First, everyone got a few rounds of chemo. If the cancer shrank or stayed stable, patients were randomly assigned to either keep chemo alone—or have surgery, radiation, or ablation to remove tumors, then continue chemo.

Patients who had their tumors removed lived 30 months on average. Those who only had chemo lived 27.5 months.

That’s a small difference—just 2.5 months. And it wasn’t big enough to say the added treatment helped. Statistically, it could have been due to chance.

Progression-free survival—the time before cancer worsened—was nearly identical. 10.4 months with chemo alone. 10.5 months with chemo plus tumor removal.

No meaningful gain.

But there’s a catch. More patients who had tumor removal had serious side effects.

Over half (53%) had a major health issue after surgery or ablation. Only 39% of those on chemo alone had similar problems.

That means added risk, without added benefit.

This doesn’t mean this treatment is available yet.

This study challenges a growing trend in cancer care. While local treatments like surgery or ablation can help in select cases—like when a tumor is causing pain or blockage—this trial shows they don’t extend life when used broadly in multiorgan disease.

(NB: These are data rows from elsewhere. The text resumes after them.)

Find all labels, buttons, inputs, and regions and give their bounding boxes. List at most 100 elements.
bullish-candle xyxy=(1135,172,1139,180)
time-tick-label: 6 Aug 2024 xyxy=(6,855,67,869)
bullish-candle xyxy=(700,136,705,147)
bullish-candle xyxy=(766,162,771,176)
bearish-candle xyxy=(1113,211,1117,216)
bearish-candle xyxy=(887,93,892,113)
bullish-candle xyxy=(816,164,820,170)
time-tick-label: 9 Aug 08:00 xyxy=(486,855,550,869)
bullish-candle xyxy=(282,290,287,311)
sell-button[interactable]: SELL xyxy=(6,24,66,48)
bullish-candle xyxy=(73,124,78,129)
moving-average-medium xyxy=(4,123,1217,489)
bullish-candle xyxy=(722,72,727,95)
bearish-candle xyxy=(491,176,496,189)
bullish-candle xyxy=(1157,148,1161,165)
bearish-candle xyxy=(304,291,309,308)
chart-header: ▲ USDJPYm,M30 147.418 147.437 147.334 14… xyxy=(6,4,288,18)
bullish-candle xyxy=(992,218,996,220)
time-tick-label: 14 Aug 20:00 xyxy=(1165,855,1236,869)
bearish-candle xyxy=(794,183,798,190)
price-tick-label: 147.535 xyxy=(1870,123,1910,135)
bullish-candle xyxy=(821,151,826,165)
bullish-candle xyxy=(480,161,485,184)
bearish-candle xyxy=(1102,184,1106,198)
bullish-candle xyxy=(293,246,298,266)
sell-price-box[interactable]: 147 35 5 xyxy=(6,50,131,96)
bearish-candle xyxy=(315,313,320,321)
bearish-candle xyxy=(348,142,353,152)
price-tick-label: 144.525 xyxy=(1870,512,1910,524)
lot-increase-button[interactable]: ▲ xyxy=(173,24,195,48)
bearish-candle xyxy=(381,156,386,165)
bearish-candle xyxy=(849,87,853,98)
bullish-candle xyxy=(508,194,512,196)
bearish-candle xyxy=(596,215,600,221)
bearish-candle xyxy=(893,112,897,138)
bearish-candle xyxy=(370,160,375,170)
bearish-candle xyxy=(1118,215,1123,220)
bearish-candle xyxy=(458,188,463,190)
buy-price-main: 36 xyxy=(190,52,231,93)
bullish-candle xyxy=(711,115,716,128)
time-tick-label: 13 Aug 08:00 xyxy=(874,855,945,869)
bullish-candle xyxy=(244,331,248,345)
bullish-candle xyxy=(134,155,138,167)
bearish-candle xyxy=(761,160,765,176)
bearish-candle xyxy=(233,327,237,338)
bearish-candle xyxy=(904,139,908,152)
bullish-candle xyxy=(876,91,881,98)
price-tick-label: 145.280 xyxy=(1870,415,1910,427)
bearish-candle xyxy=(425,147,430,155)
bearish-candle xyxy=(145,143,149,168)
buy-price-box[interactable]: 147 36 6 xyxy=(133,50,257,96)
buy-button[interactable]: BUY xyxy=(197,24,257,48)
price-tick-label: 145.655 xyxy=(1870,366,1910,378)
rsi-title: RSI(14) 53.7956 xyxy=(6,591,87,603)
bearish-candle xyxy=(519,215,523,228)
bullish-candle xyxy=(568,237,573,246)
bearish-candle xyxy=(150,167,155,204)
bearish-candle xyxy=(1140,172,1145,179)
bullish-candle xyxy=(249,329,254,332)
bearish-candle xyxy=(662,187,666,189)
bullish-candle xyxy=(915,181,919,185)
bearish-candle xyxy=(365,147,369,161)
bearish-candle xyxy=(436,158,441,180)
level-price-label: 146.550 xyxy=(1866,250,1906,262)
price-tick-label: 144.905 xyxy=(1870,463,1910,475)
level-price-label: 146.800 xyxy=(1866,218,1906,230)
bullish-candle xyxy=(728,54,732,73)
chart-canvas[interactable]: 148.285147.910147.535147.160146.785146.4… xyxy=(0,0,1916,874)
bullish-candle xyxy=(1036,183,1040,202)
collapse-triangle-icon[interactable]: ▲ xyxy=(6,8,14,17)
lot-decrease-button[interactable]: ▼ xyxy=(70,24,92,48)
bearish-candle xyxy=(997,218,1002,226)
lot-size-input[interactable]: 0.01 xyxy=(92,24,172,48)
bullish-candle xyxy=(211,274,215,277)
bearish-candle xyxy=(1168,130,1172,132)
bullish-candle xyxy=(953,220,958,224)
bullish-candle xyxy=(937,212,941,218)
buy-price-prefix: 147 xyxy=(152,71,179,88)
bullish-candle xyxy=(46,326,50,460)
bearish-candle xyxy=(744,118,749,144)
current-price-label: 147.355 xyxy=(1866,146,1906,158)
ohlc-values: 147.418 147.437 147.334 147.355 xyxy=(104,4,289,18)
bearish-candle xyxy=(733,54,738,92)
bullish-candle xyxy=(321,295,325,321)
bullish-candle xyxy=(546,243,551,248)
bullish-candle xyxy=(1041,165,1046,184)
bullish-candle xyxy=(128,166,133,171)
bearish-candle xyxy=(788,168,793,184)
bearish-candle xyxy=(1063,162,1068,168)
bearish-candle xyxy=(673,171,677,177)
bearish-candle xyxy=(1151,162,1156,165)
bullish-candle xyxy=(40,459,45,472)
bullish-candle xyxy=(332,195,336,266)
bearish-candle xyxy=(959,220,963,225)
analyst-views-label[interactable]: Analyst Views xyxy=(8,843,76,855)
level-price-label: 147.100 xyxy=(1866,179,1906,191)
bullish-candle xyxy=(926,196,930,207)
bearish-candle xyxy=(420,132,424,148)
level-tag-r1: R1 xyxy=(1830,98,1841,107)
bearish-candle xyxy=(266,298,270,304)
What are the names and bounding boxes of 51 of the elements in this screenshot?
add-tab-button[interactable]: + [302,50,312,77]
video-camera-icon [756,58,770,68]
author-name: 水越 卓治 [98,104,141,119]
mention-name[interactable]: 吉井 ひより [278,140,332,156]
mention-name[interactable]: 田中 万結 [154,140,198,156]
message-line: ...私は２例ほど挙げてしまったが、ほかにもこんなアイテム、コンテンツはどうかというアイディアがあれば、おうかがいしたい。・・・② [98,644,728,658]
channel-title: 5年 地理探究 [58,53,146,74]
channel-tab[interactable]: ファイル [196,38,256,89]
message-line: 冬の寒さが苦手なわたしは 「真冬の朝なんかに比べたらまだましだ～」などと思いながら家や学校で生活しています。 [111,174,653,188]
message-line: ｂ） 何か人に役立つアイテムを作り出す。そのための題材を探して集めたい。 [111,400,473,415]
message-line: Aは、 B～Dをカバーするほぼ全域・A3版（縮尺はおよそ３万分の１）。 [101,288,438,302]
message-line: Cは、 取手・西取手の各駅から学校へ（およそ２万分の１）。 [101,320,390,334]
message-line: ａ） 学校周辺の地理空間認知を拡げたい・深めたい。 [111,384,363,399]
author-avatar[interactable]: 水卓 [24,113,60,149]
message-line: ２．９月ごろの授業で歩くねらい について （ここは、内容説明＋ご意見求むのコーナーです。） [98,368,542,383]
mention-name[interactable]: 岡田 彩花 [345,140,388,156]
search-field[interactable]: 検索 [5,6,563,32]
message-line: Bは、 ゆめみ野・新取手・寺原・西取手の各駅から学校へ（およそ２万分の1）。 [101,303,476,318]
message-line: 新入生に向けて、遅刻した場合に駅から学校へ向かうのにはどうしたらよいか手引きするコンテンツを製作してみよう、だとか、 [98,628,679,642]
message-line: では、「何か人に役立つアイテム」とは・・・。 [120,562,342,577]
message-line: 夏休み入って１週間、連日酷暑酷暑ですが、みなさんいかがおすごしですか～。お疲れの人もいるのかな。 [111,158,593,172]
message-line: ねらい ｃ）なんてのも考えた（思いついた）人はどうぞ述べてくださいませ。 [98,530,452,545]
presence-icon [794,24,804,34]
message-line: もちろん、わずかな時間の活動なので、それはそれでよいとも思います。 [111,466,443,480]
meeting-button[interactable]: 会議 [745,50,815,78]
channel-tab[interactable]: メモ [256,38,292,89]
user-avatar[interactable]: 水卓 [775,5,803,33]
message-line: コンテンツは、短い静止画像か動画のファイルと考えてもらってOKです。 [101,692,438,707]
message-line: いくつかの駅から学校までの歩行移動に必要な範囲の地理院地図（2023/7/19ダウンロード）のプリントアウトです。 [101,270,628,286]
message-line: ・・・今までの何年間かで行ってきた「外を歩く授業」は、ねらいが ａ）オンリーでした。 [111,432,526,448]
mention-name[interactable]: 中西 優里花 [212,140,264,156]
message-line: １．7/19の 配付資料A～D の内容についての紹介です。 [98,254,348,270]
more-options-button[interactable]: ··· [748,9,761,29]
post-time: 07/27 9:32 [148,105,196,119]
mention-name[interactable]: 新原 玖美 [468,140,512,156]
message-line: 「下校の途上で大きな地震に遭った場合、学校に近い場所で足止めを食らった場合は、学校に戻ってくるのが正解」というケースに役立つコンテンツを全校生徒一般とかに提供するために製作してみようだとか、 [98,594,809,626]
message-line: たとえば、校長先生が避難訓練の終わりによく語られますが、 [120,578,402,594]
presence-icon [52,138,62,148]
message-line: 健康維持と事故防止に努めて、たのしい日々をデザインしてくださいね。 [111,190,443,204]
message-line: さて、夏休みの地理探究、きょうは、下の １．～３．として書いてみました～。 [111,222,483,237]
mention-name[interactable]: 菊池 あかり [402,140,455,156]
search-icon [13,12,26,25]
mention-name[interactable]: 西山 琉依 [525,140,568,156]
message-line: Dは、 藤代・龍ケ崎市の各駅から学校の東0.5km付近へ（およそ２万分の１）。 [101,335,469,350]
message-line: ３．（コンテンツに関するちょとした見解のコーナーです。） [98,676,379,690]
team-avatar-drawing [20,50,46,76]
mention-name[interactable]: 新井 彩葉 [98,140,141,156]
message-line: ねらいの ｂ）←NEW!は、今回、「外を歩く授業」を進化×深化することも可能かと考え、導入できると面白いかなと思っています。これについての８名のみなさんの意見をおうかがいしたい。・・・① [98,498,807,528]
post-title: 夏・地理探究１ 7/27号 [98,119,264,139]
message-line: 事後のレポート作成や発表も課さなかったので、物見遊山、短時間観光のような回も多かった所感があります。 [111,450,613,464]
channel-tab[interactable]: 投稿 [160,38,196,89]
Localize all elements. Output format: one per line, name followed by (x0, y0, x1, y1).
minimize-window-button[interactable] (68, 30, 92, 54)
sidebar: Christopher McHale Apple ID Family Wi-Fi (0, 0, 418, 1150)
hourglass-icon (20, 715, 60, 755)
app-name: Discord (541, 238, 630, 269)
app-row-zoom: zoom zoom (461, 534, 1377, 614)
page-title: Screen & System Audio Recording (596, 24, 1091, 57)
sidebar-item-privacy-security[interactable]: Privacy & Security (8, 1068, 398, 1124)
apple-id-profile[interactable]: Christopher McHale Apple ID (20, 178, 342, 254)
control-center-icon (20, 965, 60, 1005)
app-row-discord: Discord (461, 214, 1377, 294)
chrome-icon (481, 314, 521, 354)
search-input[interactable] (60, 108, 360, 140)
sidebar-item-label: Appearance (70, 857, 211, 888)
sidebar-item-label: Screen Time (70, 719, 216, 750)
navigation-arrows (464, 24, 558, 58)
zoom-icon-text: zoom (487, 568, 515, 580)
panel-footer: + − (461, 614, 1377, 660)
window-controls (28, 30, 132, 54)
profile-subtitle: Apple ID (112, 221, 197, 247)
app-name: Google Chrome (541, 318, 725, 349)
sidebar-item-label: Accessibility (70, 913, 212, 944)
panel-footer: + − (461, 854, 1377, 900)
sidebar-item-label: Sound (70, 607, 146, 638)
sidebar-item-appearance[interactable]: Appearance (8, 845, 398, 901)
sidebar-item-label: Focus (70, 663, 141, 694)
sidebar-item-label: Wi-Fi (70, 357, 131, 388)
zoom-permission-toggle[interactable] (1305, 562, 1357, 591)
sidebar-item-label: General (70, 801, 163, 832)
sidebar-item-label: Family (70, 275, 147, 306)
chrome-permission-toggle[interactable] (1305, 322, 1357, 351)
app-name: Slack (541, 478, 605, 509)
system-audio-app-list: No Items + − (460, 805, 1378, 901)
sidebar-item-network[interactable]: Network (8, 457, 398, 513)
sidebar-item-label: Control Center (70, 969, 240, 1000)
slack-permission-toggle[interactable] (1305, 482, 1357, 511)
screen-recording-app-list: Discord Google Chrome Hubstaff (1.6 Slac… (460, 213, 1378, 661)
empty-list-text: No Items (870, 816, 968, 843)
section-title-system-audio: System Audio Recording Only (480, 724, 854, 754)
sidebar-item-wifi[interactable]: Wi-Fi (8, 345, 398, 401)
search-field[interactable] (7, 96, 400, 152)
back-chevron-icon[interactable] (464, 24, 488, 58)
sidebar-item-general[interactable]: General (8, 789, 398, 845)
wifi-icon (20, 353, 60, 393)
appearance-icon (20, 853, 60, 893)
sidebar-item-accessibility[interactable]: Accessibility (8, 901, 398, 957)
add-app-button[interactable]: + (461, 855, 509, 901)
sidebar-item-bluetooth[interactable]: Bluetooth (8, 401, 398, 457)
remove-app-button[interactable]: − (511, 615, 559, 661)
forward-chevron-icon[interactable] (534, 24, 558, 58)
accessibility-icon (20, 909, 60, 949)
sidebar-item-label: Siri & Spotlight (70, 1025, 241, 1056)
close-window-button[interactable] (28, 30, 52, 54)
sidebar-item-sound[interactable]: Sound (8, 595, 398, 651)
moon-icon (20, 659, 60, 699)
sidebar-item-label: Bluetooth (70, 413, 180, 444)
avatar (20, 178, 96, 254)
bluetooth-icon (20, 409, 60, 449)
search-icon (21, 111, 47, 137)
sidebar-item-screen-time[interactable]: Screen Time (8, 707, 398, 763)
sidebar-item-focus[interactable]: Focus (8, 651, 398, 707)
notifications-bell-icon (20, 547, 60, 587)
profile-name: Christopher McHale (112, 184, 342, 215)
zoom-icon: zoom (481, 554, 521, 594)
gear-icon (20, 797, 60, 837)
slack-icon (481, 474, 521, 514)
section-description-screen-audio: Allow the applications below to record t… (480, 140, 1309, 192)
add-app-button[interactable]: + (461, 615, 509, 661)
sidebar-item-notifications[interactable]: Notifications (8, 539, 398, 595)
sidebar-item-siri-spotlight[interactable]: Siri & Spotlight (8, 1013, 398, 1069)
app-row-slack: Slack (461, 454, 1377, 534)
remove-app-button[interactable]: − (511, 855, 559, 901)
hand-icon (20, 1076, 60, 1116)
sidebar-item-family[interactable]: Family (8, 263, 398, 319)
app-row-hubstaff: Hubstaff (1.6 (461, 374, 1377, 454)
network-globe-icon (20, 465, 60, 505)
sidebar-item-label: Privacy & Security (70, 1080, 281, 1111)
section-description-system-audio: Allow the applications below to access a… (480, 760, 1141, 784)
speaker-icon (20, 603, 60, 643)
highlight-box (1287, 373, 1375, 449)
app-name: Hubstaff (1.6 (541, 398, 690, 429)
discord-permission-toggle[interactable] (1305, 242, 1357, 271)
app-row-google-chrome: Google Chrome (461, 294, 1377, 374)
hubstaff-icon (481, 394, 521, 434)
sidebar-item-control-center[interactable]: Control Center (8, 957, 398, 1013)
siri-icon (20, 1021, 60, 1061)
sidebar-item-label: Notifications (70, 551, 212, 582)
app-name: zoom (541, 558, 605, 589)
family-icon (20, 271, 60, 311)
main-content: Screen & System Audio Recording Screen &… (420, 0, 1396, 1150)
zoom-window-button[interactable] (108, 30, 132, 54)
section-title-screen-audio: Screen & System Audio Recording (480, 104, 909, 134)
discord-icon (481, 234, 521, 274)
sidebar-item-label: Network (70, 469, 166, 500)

It suggests that for most patients, focusing on systemic treatment—like chemo or targeted drugs—may be smarter than chasing visible tumors.

If you or a loved one has advanced colon cancer, this study suggests that opting for extra surgeries or ablations may not help you live longer.

It’s okay to ask your doctor: Will this actually extend my life—or just add risk? Shared decision-making, based on strong evidence, is key.

The fine print

The study only looked at patients whose tumors responded to initial chemo. Results might be different for those with stable or growing disease.

Also, all patients were treated in Europe. Practices may vary in other countries.

And while the trial was large, it wasn’t designed to study every subgroup—like patients with only liver or only lung metastases.

What happens next

Doctors may rethink how often they recommend surgery or ablation for widespread colon cancer.

Future research could focus on who might still benefit—like patients with very limited spread or special tumor types.

For now, chemo remains the backbone of care. And less invasive doesn’t always mean better. Sometimes, the best move is no surgery at all.